With the passing of HR 2112 last week, prohibiting U.S. food assistance to North Korea, the U.S. House of Representatives has cruelly voted to use food as a weapon. The only thing that can result from such an action is increased suffering for millions of North Koreans — including many children who are already malnourished. North Korea, which was slowly recovering from natural disasters and the famine of the mid-90s, was hit by a devastating winter and heavy rains. According to Bernd Göken, of the German relief organization, Cap Anamur, who visited this spring, “The people are starving. They have nothing left to eat.”

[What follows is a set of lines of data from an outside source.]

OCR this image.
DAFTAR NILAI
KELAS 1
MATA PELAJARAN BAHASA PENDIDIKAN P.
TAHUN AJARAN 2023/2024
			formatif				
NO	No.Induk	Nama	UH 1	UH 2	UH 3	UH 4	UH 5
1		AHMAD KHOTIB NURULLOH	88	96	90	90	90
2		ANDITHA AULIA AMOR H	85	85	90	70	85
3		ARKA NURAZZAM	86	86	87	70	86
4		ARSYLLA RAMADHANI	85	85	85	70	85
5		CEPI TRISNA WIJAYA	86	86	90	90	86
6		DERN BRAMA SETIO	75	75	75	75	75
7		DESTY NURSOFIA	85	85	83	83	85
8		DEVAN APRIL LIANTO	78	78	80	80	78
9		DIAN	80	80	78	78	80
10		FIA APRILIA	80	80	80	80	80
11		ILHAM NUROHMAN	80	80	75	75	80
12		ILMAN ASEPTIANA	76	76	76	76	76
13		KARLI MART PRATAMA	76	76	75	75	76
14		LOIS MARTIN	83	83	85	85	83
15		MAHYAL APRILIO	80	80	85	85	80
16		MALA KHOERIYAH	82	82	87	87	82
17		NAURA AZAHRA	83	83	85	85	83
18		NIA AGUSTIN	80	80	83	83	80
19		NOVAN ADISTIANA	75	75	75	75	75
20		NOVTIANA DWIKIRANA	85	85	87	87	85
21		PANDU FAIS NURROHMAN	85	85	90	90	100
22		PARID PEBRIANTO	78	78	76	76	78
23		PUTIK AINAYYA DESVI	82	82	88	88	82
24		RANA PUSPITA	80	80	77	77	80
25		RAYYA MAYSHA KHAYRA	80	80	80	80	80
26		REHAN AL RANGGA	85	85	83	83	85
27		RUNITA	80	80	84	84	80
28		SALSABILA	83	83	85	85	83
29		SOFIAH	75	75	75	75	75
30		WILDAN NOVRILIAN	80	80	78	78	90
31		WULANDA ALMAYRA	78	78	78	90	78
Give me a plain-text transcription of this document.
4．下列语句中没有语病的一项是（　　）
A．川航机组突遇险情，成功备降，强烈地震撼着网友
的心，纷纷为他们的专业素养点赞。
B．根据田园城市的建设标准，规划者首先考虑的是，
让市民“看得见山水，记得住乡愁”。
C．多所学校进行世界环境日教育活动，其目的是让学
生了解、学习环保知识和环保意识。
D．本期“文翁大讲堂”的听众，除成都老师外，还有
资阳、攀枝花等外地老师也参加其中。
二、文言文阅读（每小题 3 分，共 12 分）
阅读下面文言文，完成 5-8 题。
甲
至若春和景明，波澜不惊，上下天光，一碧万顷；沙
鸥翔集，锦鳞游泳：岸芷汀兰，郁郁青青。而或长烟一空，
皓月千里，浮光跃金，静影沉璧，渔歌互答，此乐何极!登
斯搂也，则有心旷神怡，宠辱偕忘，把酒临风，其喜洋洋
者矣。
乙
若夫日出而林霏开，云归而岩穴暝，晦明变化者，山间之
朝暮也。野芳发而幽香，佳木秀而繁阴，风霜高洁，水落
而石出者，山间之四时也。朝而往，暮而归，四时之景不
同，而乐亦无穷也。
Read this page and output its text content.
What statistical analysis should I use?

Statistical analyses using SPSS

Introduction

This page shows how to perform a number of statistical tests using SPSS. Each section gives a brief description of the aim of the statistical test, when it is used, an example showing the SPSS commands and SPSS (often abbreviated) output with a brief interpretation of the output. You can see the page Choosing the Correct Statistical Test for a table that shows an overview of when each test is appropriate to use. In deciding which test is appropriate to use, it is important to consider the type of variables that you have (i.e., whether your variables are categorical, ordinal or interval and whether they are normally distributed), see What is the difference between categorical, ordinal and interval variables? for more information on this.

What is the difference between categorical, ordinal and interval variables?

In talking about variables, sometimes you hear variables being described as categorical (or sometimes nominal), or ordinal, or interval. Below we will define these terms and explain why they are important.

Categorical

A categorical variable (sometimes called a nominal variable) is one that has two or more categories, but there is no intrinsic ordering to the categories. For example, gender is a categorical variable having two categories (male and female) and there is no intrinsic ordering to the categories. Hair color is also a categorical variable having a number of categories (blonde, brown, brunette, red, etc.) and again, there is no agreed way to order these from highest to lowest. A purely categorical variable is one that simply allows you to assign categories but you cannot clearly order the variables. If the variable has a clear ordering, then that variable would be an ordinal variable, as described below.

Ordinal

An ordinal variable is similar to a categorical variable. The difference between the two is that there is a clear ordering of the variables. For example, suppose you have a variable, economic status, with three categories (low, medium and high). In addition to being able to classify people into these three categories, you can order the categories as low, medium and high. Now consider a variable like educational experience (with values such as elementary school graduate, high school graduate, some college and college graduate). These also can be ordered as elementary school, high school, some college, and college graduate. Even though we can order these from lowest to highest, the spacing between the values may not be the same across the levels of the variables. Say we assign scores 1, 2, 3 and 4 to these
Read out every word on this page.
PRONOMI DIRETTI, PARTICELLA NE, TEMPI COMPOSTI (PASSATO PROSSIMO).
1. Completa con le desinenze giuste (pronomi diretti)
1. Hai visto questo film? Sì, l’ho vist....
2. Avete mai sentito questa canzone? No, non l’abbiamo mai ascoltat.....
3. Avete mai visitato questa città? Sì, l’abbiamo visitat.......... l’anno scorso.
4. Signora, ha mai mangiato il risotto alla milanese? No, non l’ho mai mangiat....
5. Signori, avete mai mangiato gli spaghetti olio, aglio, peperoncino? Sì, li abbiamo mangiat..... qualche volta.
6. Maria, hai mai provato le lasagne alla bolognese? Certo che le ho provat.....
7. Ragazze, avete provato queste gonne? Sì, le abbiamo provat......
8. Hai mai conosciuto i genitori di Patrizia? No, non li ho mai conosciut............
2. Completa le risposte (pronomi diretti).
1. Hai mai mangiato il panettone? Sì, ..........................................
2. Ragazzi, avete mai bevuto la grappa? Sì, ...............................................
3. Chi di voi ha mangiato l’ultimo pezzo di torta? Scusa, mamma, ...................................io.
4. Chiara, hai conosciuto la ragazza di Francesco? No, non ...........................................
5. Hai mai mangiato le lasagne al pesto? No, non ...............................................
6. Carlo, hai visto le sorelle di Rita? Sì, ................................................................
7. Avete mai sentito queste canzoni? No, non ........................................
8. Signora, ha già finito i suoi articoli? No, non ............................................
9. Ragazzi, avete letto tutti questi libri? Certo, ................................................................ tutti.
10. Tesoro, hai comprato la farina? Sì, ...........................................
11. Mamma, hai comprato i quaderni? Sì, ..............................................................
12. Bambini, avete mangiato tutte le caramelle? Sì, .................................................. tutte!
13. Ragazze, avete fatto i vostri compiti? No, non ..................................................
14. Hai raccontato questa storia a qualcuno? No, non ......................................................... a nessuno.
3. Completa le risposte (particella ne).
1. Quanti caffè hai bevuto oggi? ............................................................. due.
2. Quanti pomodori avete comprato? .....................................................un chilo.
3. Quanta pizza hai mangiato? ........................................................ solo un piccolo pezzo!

Representative Ed Royce (R-Calif.), who drafted the measure prohibiting food aid, imagines that starving North Korean children will somehow bring down the government and its weapons programs. But this kind of food politics does not work. During the worst part of the mid-90s famine in North Korea, when hundreds of thousands were dying, the U.S. delayed providing food aid seemingly in hopes that the government would collapse. The Kim Jong Il government is still there, with no signs of collapse.
There is a desperate need for direct diplomacy and negotiations with the North Korean government over their nuclear weapon systems and the state of war that continues to exist. But withholding food aid from the people of North Korea is not the answer. As former President Jimmy Carter said after his recent visit to Pyongyang, “to deliberately withhold food aid to the North Korean people because of political or military issues not related is really indeed a human rights violation.”
This cynical bill, which lethally politicizes humanitarian aid, now goes to the Senate, and it is up to leaders there to do the right thing–namely, to furnish food aid to those who desperately need it.
*JT Takagi is a KPI Board member and also works with the National Campaign to End the Korean War.